Reserve Studies – Does Your HOA Need One?

Reserve Study InspectionAs awareness regarding reserve studies continues to grow, many associations that have not yet commissioned one are asking themselves, “do we need one?” While this question is easy to answer in states such as Florida and Maryland which recently put into place legislation requiring reserve studies, in states without a legal requirement, the question remains. 

While reserve studies may not be legally required in most states, the fact of the matter is that commissioning a reserve study is best practice for any HOA or condominium association. Because of the complicated nature of maintaining a community both physically and financially, and the consequences that stem from deferring maintenance or reserve funding, the benefits of reserve studies are indisputable. 

One of the primary responsibilities of the board of directors is to protect, maintain, and enhance the assets of the community association they serve. To accomplish this objective, associations must develop multi-year plans that help them understand their long-term budget needs and, at the same time, anticipate and responsibly prepare for the timely repair and replacement of common area components such as roofs, roads, mechanical equipment, and other portions of the community’s common elements.

In most cases, these tasks are not able to be accurately achieved without professional guidance. Reserve studies lay out a comprehensive, 30-year plan that does just that. By inspecting each common element and determining useful lives and remaining useful lives, your reserve study consultant is able to determine when components will need repair or replacement, and in which order these projects should take place. 

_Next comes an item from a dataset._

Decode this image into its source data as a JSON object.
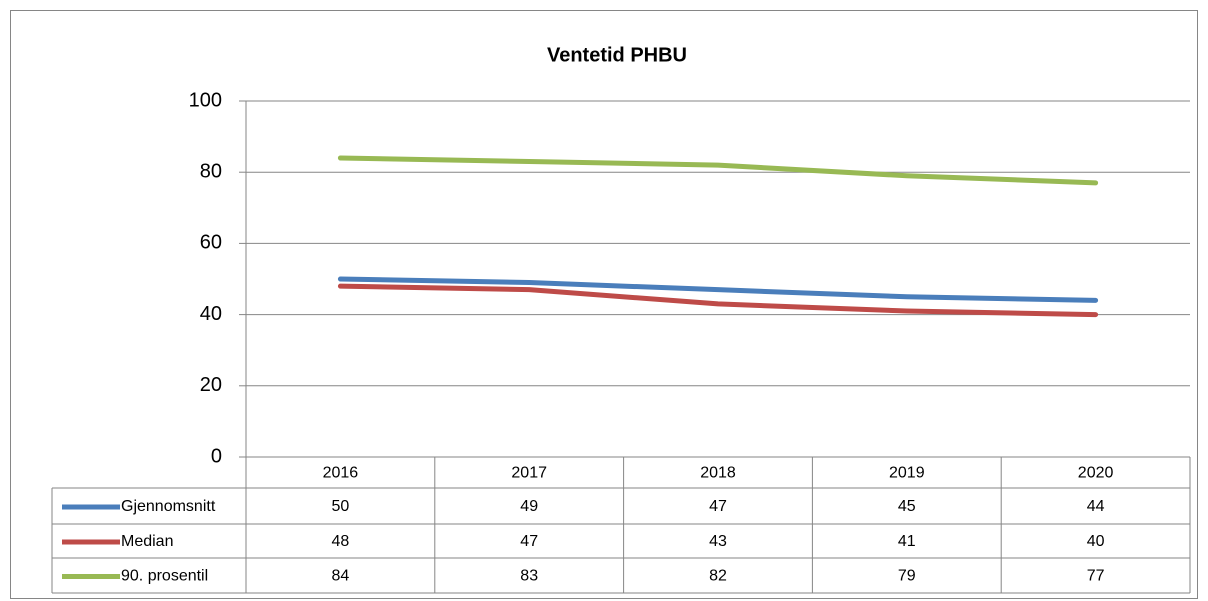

Of course, these projects are often a significant financial undertaking. Acting primarily as a capital planning tool, reserve studies allow associations to gain an understanding of both their current and ideal future reserve fund needs. Along with the physical inspection, reserve study professionals dive into the current financial status of your association’s reserve funds, and using the data collected during the physical inspection, determine how the association should go about funding reserves and projects in the future. 

With a firm understanding of current supply chain and market conditions and the ability to determine how much each capital project will approximately cost, this information is used to lay out a 30-year capital plan for both expenditures and reserve fund savings, both of which take inflation into account. 

If an association is not currently adequately funded, a reserve study will act as a detailed blueprint for the association to follow which allows for funding levels to reach the point where necessary maintenance does not have to be deferred and/or additional assessments are minimized. This ensures that the community’s value does not depreciate, as well as the overall safety of the community and its residents. 

However, whatever the current financial or physical status of a community may be, a reserve study provides endless benefits. Without a reserve study on hand, an HOA is flying blind into its future. To set its course, the HOA has a fiduciary responsibility to hire an independent reserve study company to produce a well-documented plan that benefits current and future boards. 

Property managers come and go, board members frequently change, and an existing reserve study is there to help new decision-makers understand the logic or reasoning behind earlier choices. A professional reserve study company will be available to discuss its work, the methodology used, and considerations that went into the study years after it was conducted. Additionally, reserve study specialists can support HOA boards by providing periodic updates to the original reserve study, ensuring the association remains on track.

So the answer to this question is, put simply, yes. Community associations of any type will find that a reserve study strengthens the community’s current and future physical and financial health. Running a community is hard work, but you never have to go it alone.